Given their limited size and limited involvement in cross-border transactions, the Commission considers that state aid to micro and small undertakings is less likely to distort competition in the internal market and affect intra-EU trade than state aid to medium-sized and large companies.

The relaxation of this test is expected to allow many micro and small undertakings, especially start-up businesses, who had previously been excluded from applying for funding, to benefit from aid under the Temporary Framework. These businesses are often loss-making enterprises, in their high-growth phase, and have been particularly impacted by the COVID-19 crisis.

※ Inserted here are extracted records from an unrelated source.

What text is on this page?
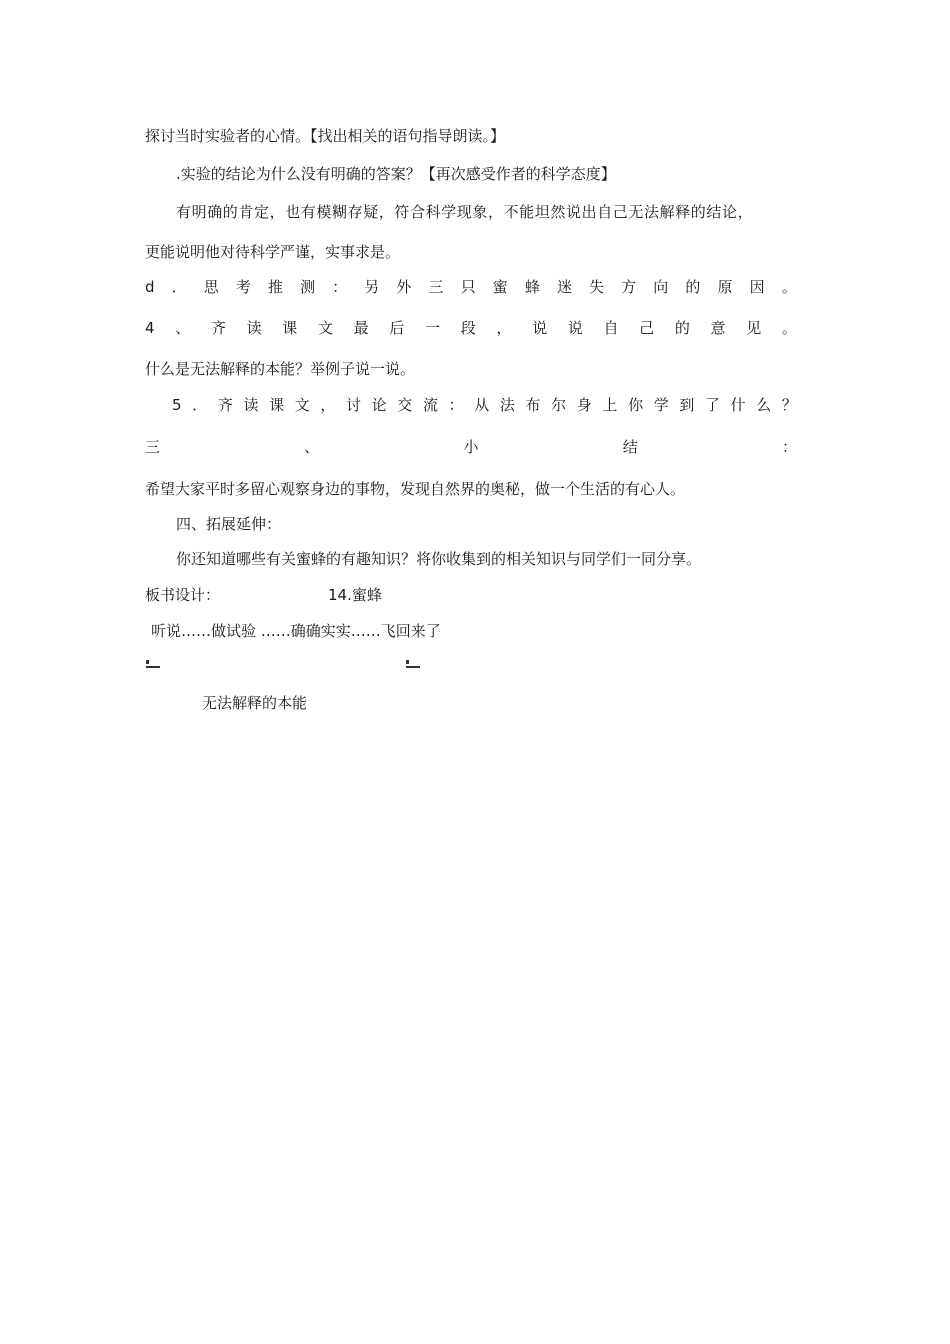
探讨当时实验者的心情。【找出相关的语句指导朗读。】
.实验的结论为什么没有明确的答案？【再次感受作者的科学态度】
有明确的肯定，也有模糊存疑，符合科学现象，不能坦然说出自己无法解释的结论，
更能说明他对待科学严谨，实事求是。
d ． 思 考 推 测 ： 另 外 三 只 蜜 蜂 迷 失 方 向 的 原 因 。
4 、 齐 读 课 文 最 后 一 段 ， 说 说 自 己 的 意 见 。
什么是无法解释的本能？举例子说一说。
5 ． 齐 读 课 文 ， 讨 论 交 流 ： 从 法 布 尔 身 上 你 学 到 了 什 么 ？
三	、	小	结	：
希望大家平时多留心观察身边的事物，发现自然界的奥秘，做一个生活的有心人。
四、拓展延伸：
你还知道哪些有关蜜蜂的有趣知识？将你收集到的相关知识与同学们一同分享。
板书设计：	14.蜜蜂
听说……做试验 ……确确实实……飞回来了
无法解释的本能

The Commission further emphasised that all small and medium-sized enterprises that were in existence for less than three years on 31 December 2019 could already benefit from the aid measures as set out in the Temporary Framework. This is provided they are not in insolvency proceedings or have received rescue aid that has not been repaid or are subject to a restructuring plan under state aid rules.

What other incentives are introduced in the amended Temporary Framework?

The amendment provides incentives for private investors to participate in COVID-19-related recapitalisation measures, together with the state.

The amendment allows undertakings with an existing state shareholding to raise capital in the same manner as private enterprises, while still maintaining the necessary safeguards to preserve effective competition in the single market.

Further, the amendment encourages capital injections with significant private participation, in order to minimise state aid and the risk of competition distortion. In particular, if the state grants recapitalisation aid, but private investors have contributed significantly (at least 30 per cent of the new equity injected), then the acquisition ban and the cap on management remuneration are limited to three years.

Further, the dividend ban is lifted for the holders of the new shares as well as for existing shares, provided that the holders of those existing shares are altogether diluted to below 10 per cent in the company.

These amendments aim to increase the incentives for companies to seek contributions from the market as well as member states, to meet their capital needs.

No condition to relocate the production activity of the beneficiary

The amendment also clarifies that potential state aid under the Temporary Framework should not be conditional on the relocation of a production activity or of another activity of the beneficiary from another country within the EEA to the territory of the member state granting the aid, since this would be particularly harmful for the internal market.